Mercedes ma jednak kłopot, bo Hamilton to siedmiokrotny mistrz świata F1 i legenda zespołu. Kierownictwo niemieckiej ekipy na razie zapewnia, że Brytyjczyk będzie zaangażowany w rozwój modelu W15 z sezonu 2024. Zostanie odsunięty na boczny tor dopiero w momencie, gdy w fabryce w Brackley rozpoczną się prace nad jego następcą - W16 szykowanym na rok 2025.

- Jako szef zespołu zawsze starałem się zachować przejrzystość i być uczciwym wobec wszystkich. W roku 2024 nic się nie zmieni pod tym względem. Mamy swoje zasady i sposoby postępowania. Będziemy im wierni. Jestem pewny, że kierowcy to uszanują - powiedział Toto Wolff, cytowany przez motorsport.com.

ZOBACZ WIDEO: Rewelacyjne informacje od Patricka Hansena. Zdradził, kiedy wsiądzie na motocykl

- Jeśli chodzi o dalszy rozwój, musimy się temu przyjrzeć. Przepisy pozostają właściwie takie same. Szykując się do roku 2025, w dalszej fazie sezonu ocenimy, jakie informacje techniczne mogą być udostępniane. To nie jest jednak sprawa, która mocno mnie niepokoi. Mamy inżynierów, którzy odchodzą od nas i przechodzą do innych zespołów. Okresy wypowiedzenia wynoszą czasem sześć miesięcy - dodał szef Mercedesa.

Wolff podkreślił, że w pełni ufa Hamiltonowi, z którym nawiązał przyjacielskie relacje. Dlatego nie wierzy, że Brytyjczyk byłby w stanie przekazywać Ferrari jakieś informacje w sposób nielegalny. - Nie mam wątpliwości, co do uczciwości Lewisa w kwestii udostępniania danych. Chcemy po prostu mieć pewność, że sezon 2024 będzie udany dla obu kierowców Mercedesa i damy z siebie wszystko - zapewnił Austriak.

Dla szefa Mercedesa transfer Hamiltona to też nowa sytuacja, bo po raz pierwszy musi sobie poradzić z takim kierowaniem rozwoju prac w fabryce, by odchodzący kierowca nie zyskał cennych informacji tuż przed startem sezonu 2025. - Zawsze interesują mnie nowe i wymagające sytuacje. Zrównoważenie tegorocznych interesów Mercedesa z tymi, które nadejdą w kolejnym sezonie, omówimy otwarcie na początku kampanii. Na pewno sobie z tym poradzimy - dodał Wolff.
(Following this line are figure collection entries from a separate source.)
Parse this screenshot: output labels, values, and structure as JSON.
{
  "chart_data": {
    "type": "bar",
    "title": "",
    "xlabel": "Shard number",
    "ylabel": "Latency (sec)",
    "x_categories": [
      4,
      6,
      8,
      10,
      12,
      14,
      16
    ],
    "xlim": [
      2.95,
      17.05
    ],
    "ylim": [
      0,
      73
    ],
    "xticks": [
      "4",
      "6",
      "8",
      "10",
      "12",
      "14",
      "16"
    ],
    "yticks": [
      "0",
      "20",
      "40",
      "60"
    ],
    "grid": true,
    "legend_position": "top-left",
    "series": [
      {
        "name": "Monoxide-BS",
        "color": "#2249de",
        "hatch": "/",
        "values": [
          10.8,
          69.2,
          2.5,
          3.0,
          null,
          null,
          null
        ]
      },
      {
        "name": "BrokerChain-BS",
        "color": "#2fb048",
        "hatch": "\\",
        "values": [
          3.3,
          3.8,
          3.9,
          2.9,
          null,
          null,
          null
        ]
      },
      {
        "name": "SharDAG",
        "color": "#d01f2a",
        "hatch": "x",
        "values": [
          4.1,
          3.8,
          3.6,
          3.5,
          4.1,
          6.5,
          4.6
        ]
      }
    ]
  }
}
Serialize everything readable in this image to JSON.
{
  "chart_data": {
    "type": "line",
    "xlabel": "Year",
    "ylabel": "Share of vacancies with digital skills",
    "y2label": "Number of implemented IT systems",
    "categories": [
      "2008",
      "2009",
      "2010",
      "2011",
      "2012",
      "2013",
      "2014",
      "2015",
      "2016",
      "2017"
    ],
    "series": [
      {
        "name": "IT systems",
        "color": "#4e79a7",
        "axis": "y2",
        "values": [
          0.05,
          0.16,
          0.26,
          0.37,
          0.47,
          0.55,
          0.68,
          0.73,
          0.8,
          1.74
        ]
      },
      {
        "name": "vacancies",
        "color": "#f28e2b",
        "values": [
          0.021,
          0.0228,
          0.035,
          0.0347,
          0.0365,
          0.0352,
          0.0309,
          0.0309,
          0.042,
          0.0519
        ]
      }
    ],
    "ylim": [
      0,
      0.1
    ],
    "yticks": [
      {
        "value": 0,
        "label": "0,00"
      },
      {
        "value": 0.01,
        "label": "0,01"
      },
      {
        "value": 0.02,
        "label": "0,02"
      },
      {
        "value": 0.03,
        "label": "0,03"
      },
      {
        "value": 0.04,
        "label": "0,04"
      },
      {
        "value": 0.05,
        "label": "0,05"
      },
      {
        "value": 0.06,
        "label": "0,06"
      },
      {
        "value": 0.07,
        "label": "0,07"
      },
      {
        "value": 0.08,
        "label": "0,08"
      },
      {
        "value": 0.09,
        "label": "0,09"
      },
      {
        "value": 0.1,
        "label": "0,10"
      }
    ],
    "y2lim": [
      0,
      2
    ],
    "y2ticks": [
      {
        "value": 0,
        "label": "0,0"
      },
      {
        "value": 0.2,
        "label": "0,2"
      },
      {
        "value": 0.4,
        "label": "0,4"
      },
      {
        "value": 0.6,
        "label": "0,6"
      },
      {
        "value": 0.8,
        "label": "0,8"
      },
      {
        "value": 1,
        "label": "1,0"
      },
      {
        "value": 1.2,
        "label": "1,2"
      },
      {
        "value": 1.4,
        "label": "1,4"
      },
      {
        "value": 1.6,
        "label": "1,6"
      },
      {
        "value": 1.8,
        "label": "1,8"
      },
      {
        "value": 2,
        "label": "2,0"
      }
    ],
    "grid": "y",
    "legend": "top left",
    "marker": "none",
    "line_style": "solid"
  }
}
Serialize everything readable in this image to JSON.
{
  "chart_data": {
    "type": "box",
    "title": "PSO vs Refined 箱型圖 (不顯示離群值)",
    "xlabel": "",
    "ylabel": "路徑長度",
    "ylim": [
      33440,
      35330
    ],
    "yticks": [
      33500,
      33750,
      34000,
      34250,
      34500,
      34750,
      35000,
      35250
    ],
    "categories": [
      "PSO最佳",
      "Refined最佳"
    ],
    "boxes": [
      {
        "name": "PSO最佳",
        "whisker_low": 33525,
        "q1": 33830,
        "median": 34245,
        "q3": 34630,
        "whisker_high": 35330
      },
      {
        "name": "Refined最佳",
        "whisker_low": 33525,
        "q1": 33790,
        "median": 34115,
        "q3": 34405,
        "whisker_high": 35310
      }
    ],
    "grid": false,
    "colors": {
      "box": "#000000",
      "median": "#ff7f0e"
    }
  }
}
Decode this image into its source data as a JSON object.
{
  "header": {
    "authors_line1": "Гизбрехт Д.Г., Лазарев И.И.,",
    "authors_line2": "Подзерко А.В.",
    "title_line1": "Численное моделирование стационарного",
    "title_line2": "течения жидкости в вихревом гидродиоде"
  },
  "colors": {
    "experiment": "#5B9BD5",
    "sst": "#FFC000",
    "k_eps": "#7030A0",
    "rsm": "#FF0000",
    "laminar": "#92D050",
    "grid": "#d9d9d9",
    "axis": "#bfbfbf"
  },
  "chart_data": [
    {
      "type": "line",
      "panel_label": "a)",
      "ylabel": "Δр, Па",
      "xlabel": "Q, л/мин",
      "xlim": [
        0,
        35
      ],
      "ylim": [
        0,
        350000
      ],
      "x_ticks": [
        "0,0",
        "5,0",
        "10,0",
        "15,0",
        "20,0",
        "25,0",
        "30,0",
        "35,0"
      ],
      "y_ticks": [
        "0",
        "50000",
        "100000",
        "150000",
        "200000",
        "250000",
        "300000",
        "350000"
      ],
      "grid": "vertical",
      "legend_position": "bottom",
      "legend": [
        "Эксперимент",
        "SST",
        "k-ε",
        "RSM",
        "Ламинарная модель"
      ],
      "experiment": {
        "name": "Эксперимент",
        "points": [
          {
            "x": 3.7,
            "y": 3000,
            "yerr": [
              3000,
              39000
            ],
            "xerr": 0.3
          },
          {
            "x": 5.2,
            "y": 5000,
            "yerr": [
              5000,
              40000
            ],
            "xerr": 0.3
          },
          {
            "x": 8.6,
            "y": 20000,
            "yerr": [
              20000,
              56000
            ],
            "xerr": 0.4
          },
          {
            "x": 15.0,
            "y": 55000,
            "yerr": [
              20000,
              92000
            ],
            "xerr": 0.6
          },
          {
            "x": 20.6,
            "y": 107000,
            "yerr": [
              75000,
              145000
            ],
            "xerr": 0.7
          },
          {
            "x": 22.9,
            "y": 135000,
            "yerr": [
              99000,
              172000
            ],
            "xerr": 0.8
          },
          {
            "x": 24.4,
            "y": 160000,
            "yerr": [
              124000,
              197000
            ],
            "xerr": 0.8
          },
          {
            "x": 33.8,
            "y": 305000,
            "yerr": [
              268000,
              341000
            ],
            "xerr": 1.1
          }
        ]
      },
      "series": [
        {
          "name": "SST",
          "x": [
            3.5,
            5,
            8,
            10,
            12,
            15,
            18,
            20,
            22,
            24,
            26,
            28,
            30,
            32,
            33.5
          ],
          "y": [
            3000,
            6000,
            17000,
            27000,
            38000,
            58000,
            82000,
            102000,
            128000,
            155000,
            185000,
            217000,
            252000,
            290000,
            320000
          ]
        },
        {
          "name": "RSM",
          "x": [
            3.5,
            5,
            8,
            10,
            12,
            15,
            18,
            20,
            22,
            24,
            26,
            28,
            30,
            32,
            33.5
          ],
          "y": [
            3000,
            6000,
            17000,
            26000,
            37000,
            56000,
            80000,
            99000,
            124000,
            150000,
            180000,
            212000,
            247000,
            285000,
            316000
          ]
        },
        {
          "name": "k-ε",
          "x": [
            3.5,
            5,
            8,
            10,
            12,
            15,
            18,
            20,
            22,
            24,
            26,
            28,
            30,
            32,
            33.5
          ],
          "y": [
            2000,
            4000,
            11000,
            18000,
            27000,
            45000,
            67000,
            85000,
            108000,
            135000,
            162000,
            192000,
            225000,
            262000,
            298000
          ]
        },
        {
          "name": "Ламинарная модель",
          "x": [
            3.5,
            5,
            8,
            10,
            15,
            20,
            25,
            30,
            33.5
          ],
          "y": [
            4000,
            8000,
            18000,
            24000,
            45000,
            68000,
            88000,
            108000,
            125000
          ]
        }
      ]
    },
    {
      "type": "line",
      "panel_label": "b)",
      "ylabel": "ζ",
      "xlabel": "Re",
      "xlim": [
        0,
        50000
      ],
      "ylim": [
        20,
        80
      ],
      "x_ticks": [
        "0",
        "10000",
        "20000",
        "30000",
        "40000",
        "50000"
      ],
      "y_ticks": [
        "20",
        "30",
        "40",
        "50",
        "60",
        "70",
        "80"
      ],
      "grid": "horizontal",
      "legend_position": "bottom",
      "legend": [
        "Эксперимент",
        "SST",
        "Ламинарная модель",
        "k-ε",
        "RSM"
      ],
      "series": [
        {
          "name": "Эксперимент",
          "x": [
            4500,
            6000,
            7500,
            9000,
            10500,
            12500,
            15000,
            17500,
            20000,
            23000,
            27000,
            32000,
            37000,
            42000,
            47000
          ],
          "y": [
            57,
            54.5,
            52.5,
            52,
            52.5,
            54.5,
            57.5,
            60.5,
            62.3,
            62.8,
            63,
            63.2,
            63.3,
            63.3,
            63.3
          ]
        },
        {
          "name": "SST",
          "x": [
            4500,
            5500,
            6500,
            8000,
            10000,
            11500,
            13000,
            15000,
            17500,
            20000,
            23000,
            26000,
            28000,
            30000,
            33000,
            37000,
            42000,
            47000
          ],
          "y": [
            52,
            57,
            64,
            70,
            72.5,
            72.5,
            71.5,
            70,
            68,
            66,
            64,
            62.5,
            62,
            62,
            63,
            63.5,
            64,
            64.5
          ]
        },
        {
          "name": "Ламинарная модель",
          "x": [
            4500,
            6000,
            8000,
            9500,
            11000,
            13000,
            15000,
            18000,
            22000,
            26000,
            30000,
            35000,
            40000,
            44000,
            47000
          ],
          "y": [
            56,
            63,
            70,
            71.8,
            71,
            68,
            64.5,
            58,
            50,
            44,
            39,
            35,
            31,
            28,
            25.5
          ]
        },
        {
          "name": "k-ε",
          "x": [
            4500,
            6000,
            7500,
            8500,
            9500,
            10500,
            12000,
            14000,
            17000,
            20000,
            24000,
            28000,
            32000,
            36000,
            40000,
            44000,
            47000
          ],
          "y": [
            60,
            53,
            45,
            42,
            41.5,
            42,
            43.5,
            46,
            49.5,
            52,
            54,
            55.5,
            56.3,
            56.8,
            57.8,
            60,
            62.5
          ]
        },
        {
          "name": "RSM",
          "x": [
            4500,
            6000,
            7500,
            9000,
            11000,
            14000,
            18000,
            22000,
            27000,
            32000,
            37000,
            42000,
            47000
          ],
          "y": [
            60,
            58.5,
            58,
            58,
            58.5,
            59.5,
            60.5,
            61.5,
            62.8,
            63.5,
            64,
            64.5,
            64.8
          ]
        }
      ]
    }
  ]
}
Szef Mercedesa złożył deklarację, że Lewis Hamilton i George Russell będą sprawiedliwie traktowani m.in. w kwestii doboru strategii wyścigowej. Równocześnie doszedł do wniosku, że Russell ma wszystko, aby przejąć pałeczkę lidera po starszym rodaku.

Czytaj także:
- Szef Mercedesa w szoku po odejściu Hamiltona. "Nie sądziłem, że to możliwe"
- Musi zrobić miejsce dla Hamiltona. Takimi słowami żegna się z Ferrari

Kto zdobędzie więcej punktów w sezonie 2024?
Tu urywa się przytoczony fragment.